It was a big hit in the beginning. Visitation to the store was almost a daily vernissage.
Soon after celebrating his graduation, in 1952, Sergio was divided, for a time, between Rio de Janeiro and his work in Curitiba. He had an apartment in the capital of Paraná, and considered the office's location very good. He developed a great friendship with his assistants, architect colleagues, and engineers. He was in charge of the Departments Palace, a 30-floor building. Passionate about the work, he had "wonderful ideas."
Work was going full steam ahead when architects and engineers were called to a meeting. They learned that the money for the works had ran out because of the poor coffee harvest that year, that it was a tragedy, and that the project would not continue. Sergio had a daughter, Ângela, who was born in Rio de Janeiro, and the family spent a lot of money traveling from one city to the other.
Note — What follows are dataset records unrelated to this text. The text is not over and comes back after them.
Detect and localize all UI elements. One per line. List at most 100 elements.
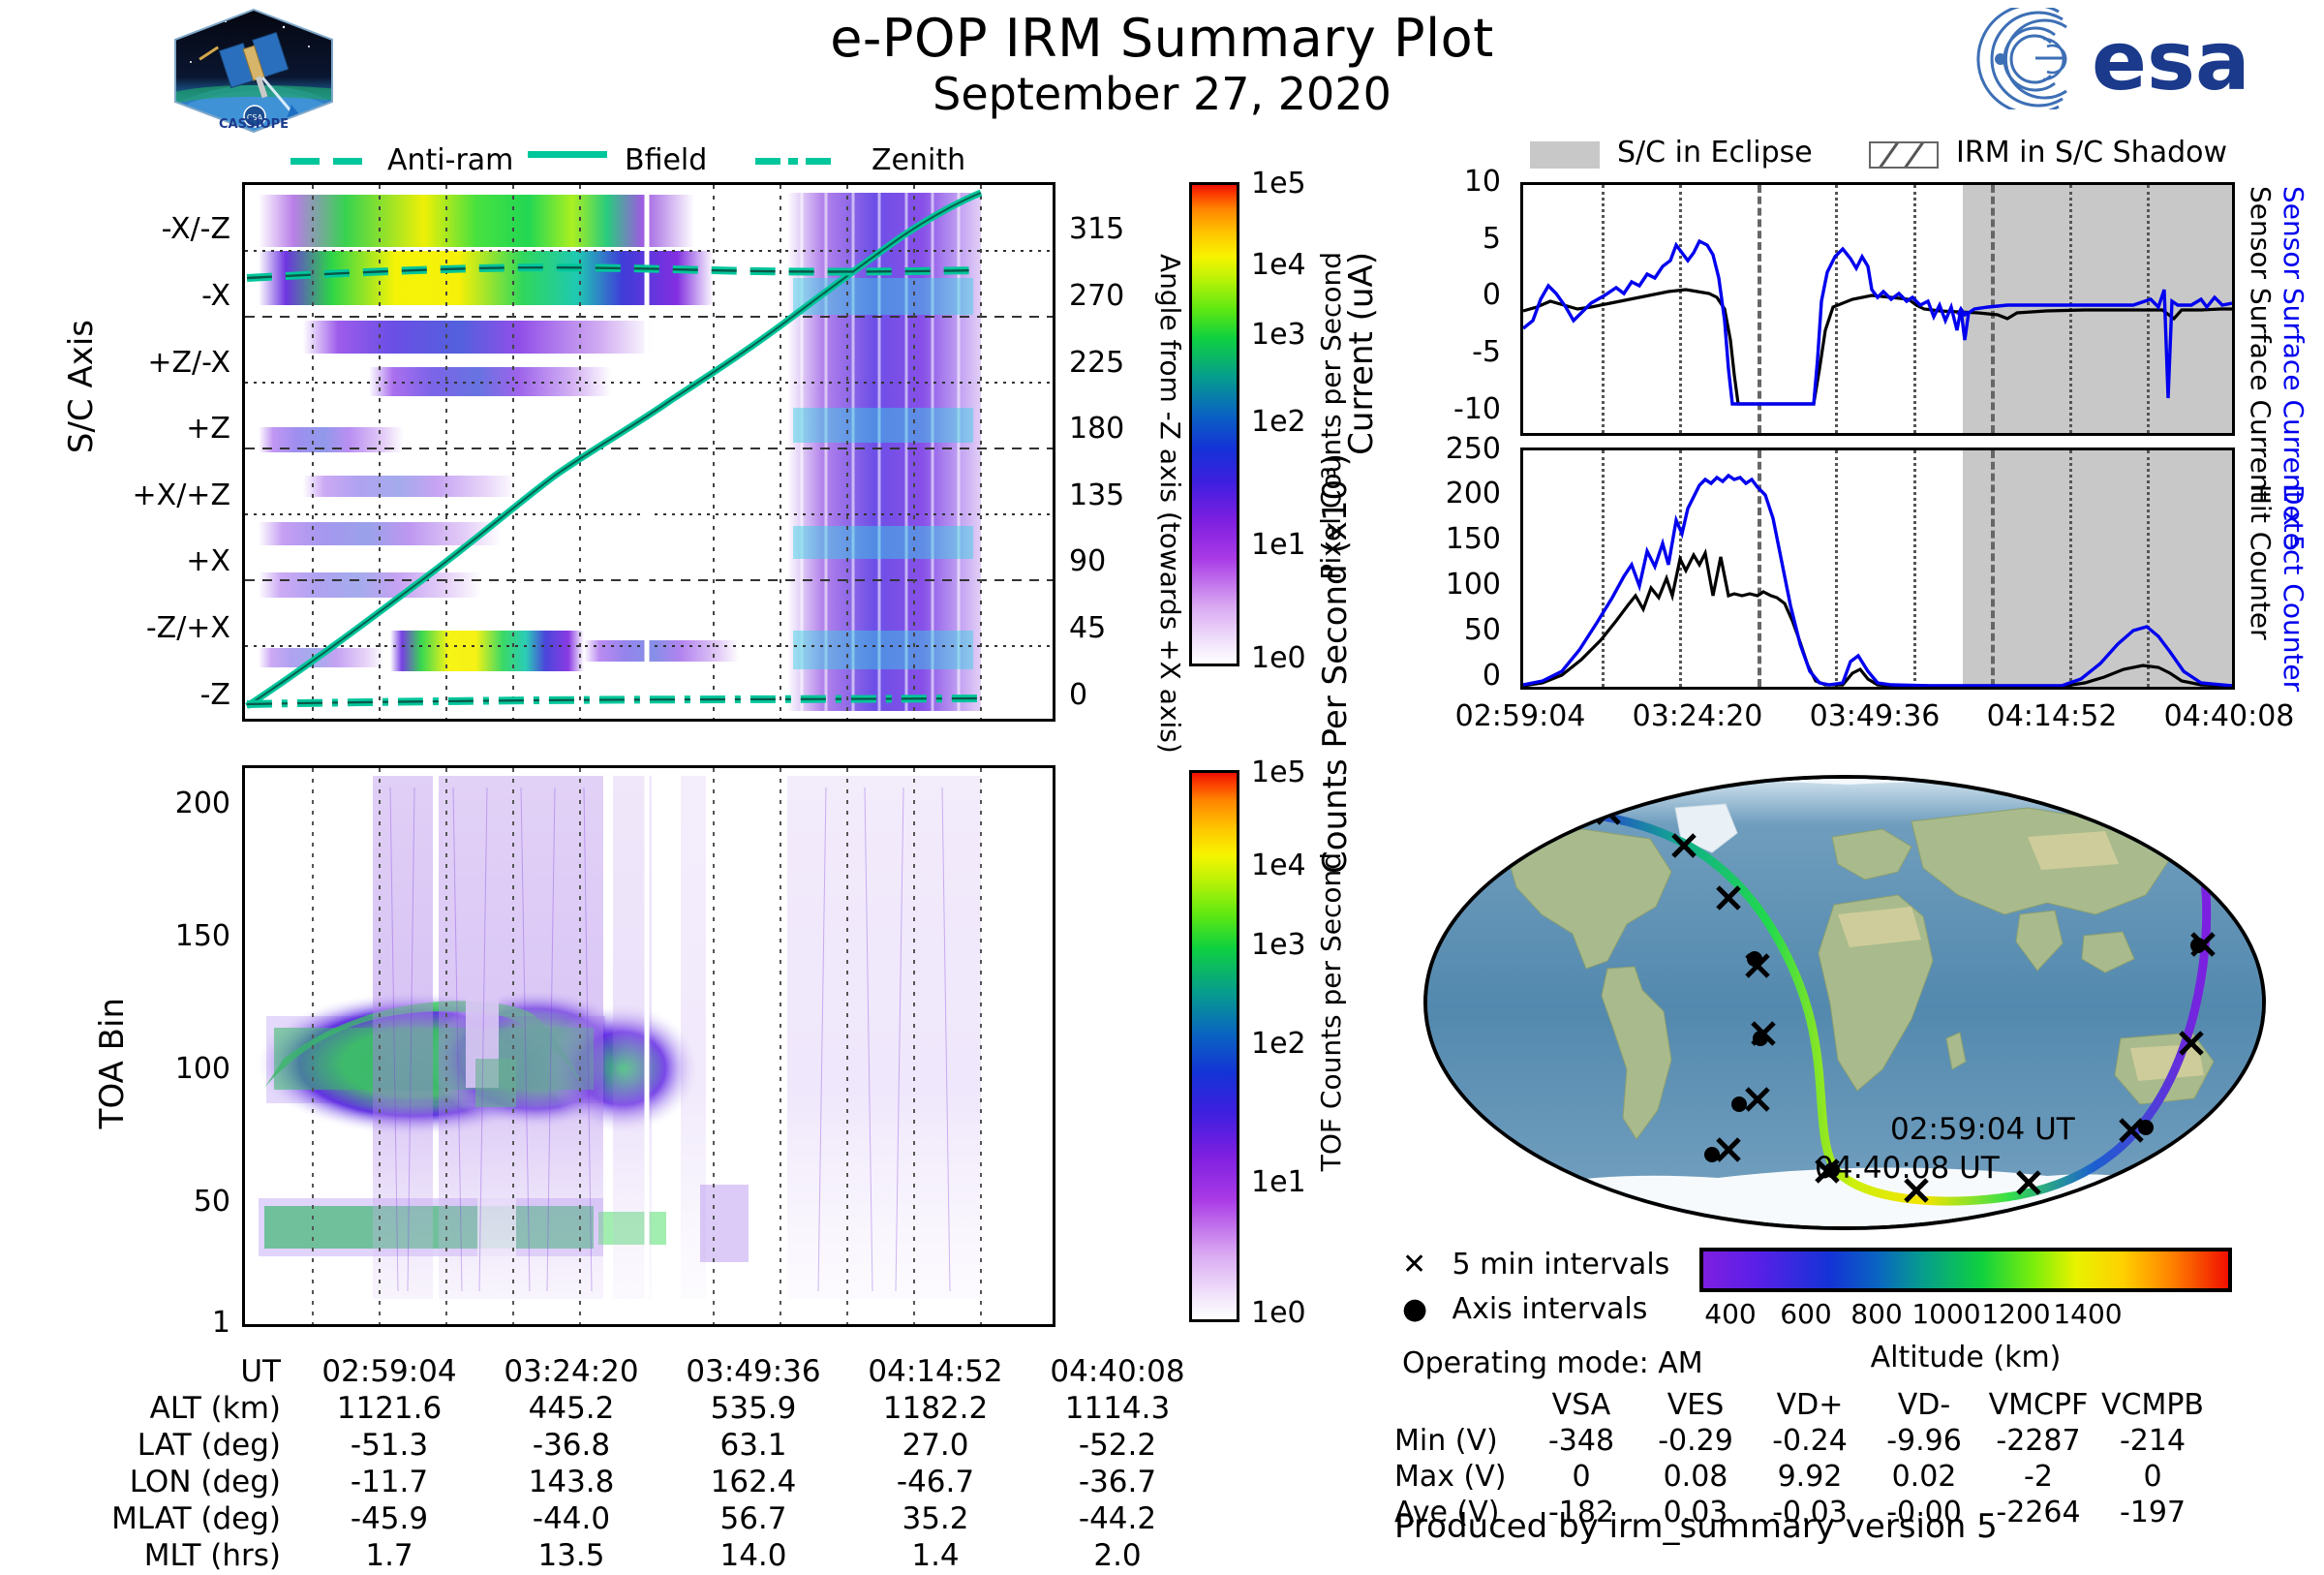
volt-col-1: VES bbox=[1667, 1388, 1725, 1422]
volt-row-label-0: Min (V) bbox=[1394, 1424, 1498, 1458]
legend-label-zenith: Zenith bbox=[872, 143, 966, 177]
eph-cell-0-1: 03:24:20 bbox=[504, 1354, 639, 1389]
table-row: MLT (hrs) 1.7 13.5 14.0 1.4 2.0 bbox=[58, 1538, 1208, 1575]
eclipse-shading-counts bbox=[1962, 450, 2232, 687]
volt-cell-1-1: 0.08 bbox=[1663, 1460, 1728, 1494]
alt-tick-3: 1000 bbox=[1911, 1298, 1981, 1330]
toa-ytick-3: 50 bbox=[193, 1185, 230, 1219]
spectrogram-colorbar bbox=[1189, 182, 1239, 666]
ts-xtick-1: 03:24:20 bbox=[1632, 699, 1763, 733]
volt-col-5: VCMPB bbox=[2100, 1388, 2205, 1422]
volt-col-0: VSA bbox=[1551, 1388, 1611, 1422]
volt-cell-0-3: -9.96 bbox=[1886, 1424, 1962, 1458]
counts-ylabel: Counts Per Second (x10³) bbox=[1316, 453, 1355, 874]
cassiope-logo-text: CASSIOPE bbox=[219, 117, 289, 132]
cassiope-logo: CSA CASSIOPE bbox=[169, 8, 339, 134]
eph-row-label-2: LAT (deg) bbox=[137, 1428, 281, 1463]
legend-swatch-zenith bbox=[755, 151, 831, 170]
legend-label-shadow: IRM in S/C Shadow bbox=[1956, 136, 2228, 170]
volt-cell-2-1: 0.03 bbox=[1663, 1496, 1728, 1529]
counts-ytick-3: 100 bbox=[1445, 568, 1501, 602]
volt-cell-0-5: -214 bbox=[2119, 1424, 2186, 1458]
current-right-label-black: Sensor Surface Current bbox=[2245, 186, 2277, 502]
volt-cell-2-4: -2264 bbox=[1996, 1496, 2081, 1529]
altitude-colorbar-label: Altitude (km) bbox=[1870, 1341, 2062, 1374]
eph-cell-1-1: 445.2 bbox=[528, 1391, 615, 1426]
eph-cell-4-2: 56.7 bbox=[719, 1501, 787, 1536]
spec-ytick-r-0: 315 bbox=[1069, 212, 1125, 246]
legend-swatch-anti-ram bbox=[290, 151, 362, 170]
alt-tick-4: 1200 bbox=[1981, 1298, 2051, 1330]
alt-tick-5: 1400 bbox=[2053, 1298, 2123, 1330]
eph-cell-2-2: 63.1 bbox=[719, 1428, 787, 1463]
spec-ytick-1: -X bbox=[201, 279, 230, 313]
counts-ytick-1: 200 bbox=[1445, 477, 1501, 510]
current-ytick-1: 5 bbox=[1482, 222, 1501, 256]
eph-row-label-0: UT bbox=[240, 1354, 281, 1389]
eph-cell-1-2: 535.9 bbox=[710, 1391, 797, 1426]
volt-cell-2-5: -197 bbox=[2119, 1496, 2186, 1529]
spec-ytick-r-6: 45 bbox=[1069, 611, 1107, 645]
eph-cell-4-4: -44.2 bbox=[1078, 1501, 1157, 1536]
spec-ytick-6: -Z/+X bbox=[145, 611, 230, 645]
eph-cell-3-4: -36.7 bbox=[1078, 1465, 1157, 1499]
table-row: UT 02:59:04 03:24:20 03:49:36 04:14:52 0… bbox=[58, 1354, 1208, 1391]
spectrogram-ylabel-right: Angle from -Z axis (towards +X axis) bbox=[1154, 254, 1186, 754]
eph-cell-2-0: -51.3 bbox=[350, 1428, 429, 1463]
table-row: LAT (deg) -51.3 -36.8 63.1 27.0 -52.2 bbox=[58, 1428, 1208, 1465]
spec-ytick-2: +Z/-X bbox=[147, 346, 230, 380]
spectrogram-plot bbox=[242, 182, 1055, 722]
eph-cell-3-2: 162.4 bbox=[710, 1465, 797, 1499]
spec-cbar-tick-2: 1e3 bbox=[1251, 318, 1306, 352]
spec-ytick-r-5: 90 bbox=[1069, 544, 1107, 578]
eph-cell-1-4: 1114.3 bbox=[1064, 1391, 1171, 1426]
legend-label-anti-ram: Anti-ram bbox=[387, 143, 514, 177]
axis-interval-markers bbox=[1704, 938, 2206, 1178]
eph-cell-4-3: 35.2 bbox=[902, 1501, 969, 1536]
toa-cbar-tick-5: 1e0 bbox=[1251, 1296, 1306, 1330]
legend-swatch-bfield bbox=[528, 151, 607, 158]
counts-ytick-2: 150 bbox=[1445, 522, 1501, 556]
map-legend-label-axis: Axis intervals bbox=[1452, 1292, 1648, 1326]
spec-ytick-r-4: 135 bbox=[1069, 479, 1125, 512]
svg-text:CSA: CSA bbox=[247, 113, 263, 122]
eph-cell-5-0: 1.7 bbox=[365, 1538, 413, 1573]
footer-text: Produced by irm_summary version 5 bbox=[1394, 1507, 1998, 1546]
volt-cell-0-4: -2287 bbox=[1996, 1424, 2081, 1458]
eph-cell-1-0: 1121.6 bbox=[336, 1391, 443, 1426]
toa-ytick-4: 1 bbox=[211, 1306, 230, 1340]
toa-bin-plot bbox=[242, 765, 1055, 1327]
counts-right-label-black: Hit Counter bbox=[2245, 484, 2277, 640]
toa-cbar-tick-4: 1e1 bbox=[1251, 1165, 1306, 1199]
eph-cell-2-3: 27.0 bbox=[902, 1428, 969, 1463]
spec-cbar-tick-0: 1e5 bbox=[1251, 167, 1306, 201]
table-row: LON (deg) -11.7 143.8 162.4 -46.7 -36.7 bbox=[58, 1465, 1208, 1501]
table-row: Min (V) -348 -0.29 -0.24 -9.96 -2287 -21… bbox=[1394, 1423, 2210, 1459]
current-ytick-4: -10 bbox=[1453, 392, 1501, 426]
ts-xtick-3: 04:14:52 bbox=[1986, 699, 2118, 733]
volt-col-3: VD- bbox=[1897, 1388, 1951, 1422]
counts-ytick-5: 0 bbox=[1482, 659, 1501, 693]
alt-tick-2: 800 bbox=[1850, 1298, 1903, 1330]
eph-row-label-1: ALT (km) bbox=[149, 1391, 281, 1426]
eph-cell-3-1: 143.8 bbox=[528, 1465, 615, 1499]
spec-ytick-5: +X bbox=[186, 544, 230, 578]
toa-cbar-tick-3: 1e2 bbox=[1251, 1027, 1306, 1061]
volt-cell-0-1: -0.29 bbox=[1658, 1424, 1733, 1458]
legend-label-eclipse: S/C in Eclipse bbox=[1617, 136, 1813, 170]
eph-row-label-3: LON (deg) bbox=[129, 1465, 281, 1499]
eph-cell-4-1: -44.0 bbox=[532, 1501, 611, 1536]
spec-cbar-tick-1: 1e4 bbox=[1251, 248, 1306, 282]
spec-ytick-0: -X/-Z bbox=[161, 212, 230, 246]
spec-cbar-tick-3: 1e2 bbox=[1251, 405, 1306, 439]
spec-ytick-3: +Z bbox=[186, 412, 230, 446]
current-ytick-3: -5 bbox=[1472, 335, 1501, 369]
volt-cell-1-2: 9.92 bbox=[1777, 1460, 1843, 1494]
toa-cbar-tick-2: 1e3 bbox=[1251, 928, 1306, 962]
eph-cell-1-3: 1182.2 bbox=[882, 1391, 989, 1426]
volt-row-label-2: Ave (V) bbox=[1394, 1496, 1500, 1529]
volt-cell-1-3: 0.02 bbox=[1891, 1460, 1957, 1494]
spectrogram-legend: Anti-ram Bfield Zenith bbox=[290, 143, 1055, 180]
ts-xtick-0: 02:59:04 bbox=[1454, 699, 1586, 733]
volt-cell-1-4: -2 bbox=[2024, 1460, 2053, 1494]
However, as he had anticipated that the work might be interrupted, Sergio decided, in the meantime, to open a furniture store, since the movement at the Civic Center attracted a lot of people to work there who could be potential customers. While going back and forth, he had met the Italian designer Carlo Hauner, who had gone to Curitiba to open a branch of a large furniture store there used to be in São Paulo. Sergio had also met decorator Julio Senna, who was creating the ambiance at the Governor's Palace. Contact with the two opened the door for him to create interior equipment and "adjust it properly to the Brazilian reality."
"I went crazy with that. Having a connection with someone from Italy and doing more intensive work was phenomenal." Sergio and Carlo, together with his brother Ernesto Hauner, became partners and stayed at the "furniture boutique," which had the same name as the other one in São Paulo: Móveis Artesanal. The difference was that, in Curitiba, Paraná, it was called Artesanal Paranaense. To open the store with his partners, Sergio asked for help from his grandmother Stella, who had sold the little castle and could afford her grandson's shop.
In Icatu's book about Sergio Rodrigues, André Seffrin describes life in Curitiba at the time the designer opened his store: "The Curitiba of the early 1950s, from the intellectual viewpoint, was that of Dalton Trevisan winning over his first Brazilian readers [...]. It was the Curitiba of Glauco Flores de Sá Brito, a poet, playwright, and television man; of Poty Lazzarotto and of Guido Viaro, in the graphic arts and painting; of Themistocles Linhares and Wilson Martins, the voices of a new criticism and of a new view on history [...]. Eating chicken stew at the Santa Felicidade restaurants, slicing pine nuts in winter, temperatures below freezing." During this period, Sergio bought his first car, a German VW Beetle, which he later took to São Paulo.